= Christiaan Heij =

Dutch mathematician (born c. 1950)

Christiaan Heij (born 1950s) is a Dutch mathematician, an assistant professor in statistics and econometrics at the Econometric Institute at the Erasmus University Rotterdam. He is known for his work in the field of mathematical systems theory, and econometrics.

== Life and work ==
Heij did his PhD research at the University of Groningen in the 1980s among other young system theorists, such as Hans Nieuwenhuis,
Pieter Otter, Jan Camiel Willems, and Dirk T. Tempelaar. In 1988 he graduated under Willems, Professor of Systems and Control and Nieuwenhuis with the thesis "Deterministic Identification of Dynamical Systems," which was published the next year by Springer in the "Lecture Notes in Control and Information Sciences" series.

In the 1990s Heij continued his research at the Econometric Institute of the Erasmus University Rotterdam, and wrote a series of books on systems theory, modelling, dynamics systems, and econometrics. With Jan Camiel Willems he supervised the promotion of Berend Roorda, who graduated in 1995 with the thesis, entitled "Deterministic Identification of Dynamical Systems."

Heij is credited extending "The behavioral approach to system theory put forward by Willems," and for presenting a new total least squares algorithms, specifically for system identification. His most cited work is the 2004 textbook "Econometric methods with applications in business and economics," co-authored with Philip Hans Franses, Teun Kloek, and Herman K. van Dijk, and published by the Oxford University Press.
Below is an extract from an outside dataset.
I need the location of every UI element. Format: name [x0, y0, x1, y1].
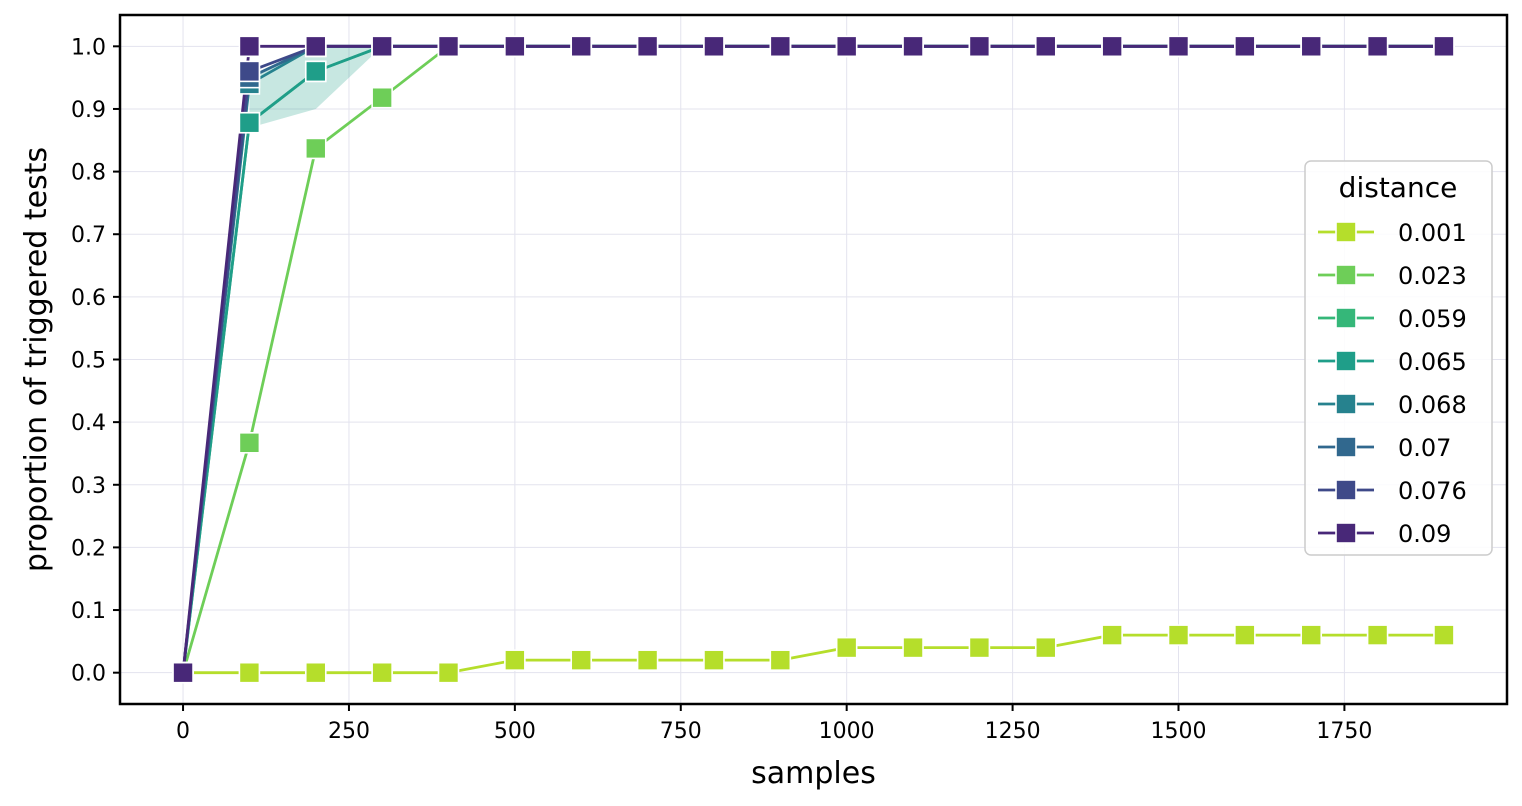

== Selected publications ==
===Books===
- Heij C., Deterministic Identification of Dynamical Systems, PhD Thesis University of Groningen, Lecture Notes in Control and Information Sciences, vol. 127, Springer, 1989.
- Heij, C., Schumacher, J. M., Hanzon, B., & Praagman, C. System Dynamics in Economic and Financial Models, 1997.
- Heij, C., De Boer, P., Franses, P. H., Kloek, T., & Van Dijk, H. K., Econometric Methods with Applications in Business and Economics, Oxford University Press, 2004.
- Christiaan Heij, André C.M. Ran and F. van Schagen. Introduction to Mathematical Systems Theory: Linear Systems, Identification and Control, Birkhäuser, 2006; 2nd ed., 2021.

===Articles===
- Heij, Christiaan. "Exact modelling and identifiability of linear systems." Automatica 28.2 (1992): 325–344.
- Roorda, Berend, and Christiaan Heij. "Global total least squares modeling of multivariable time series." Automatic Control, IEEE Transactions on 40.1 (1995): 50–63.
- Heij, Christiaan, and Wolfgang Scherrer. "System identification by dynamic factor models." SIAM Journal on Control and Optimization 35.6 (1997): 1924–1951.
- Heij, Christiaan, Patrick JF Groenen, and Dick van Dijk. "Forecast comparison of principal component regression and principal covariate regression." Computational statistics & data analysis 51.7 (2007): 3612–3625.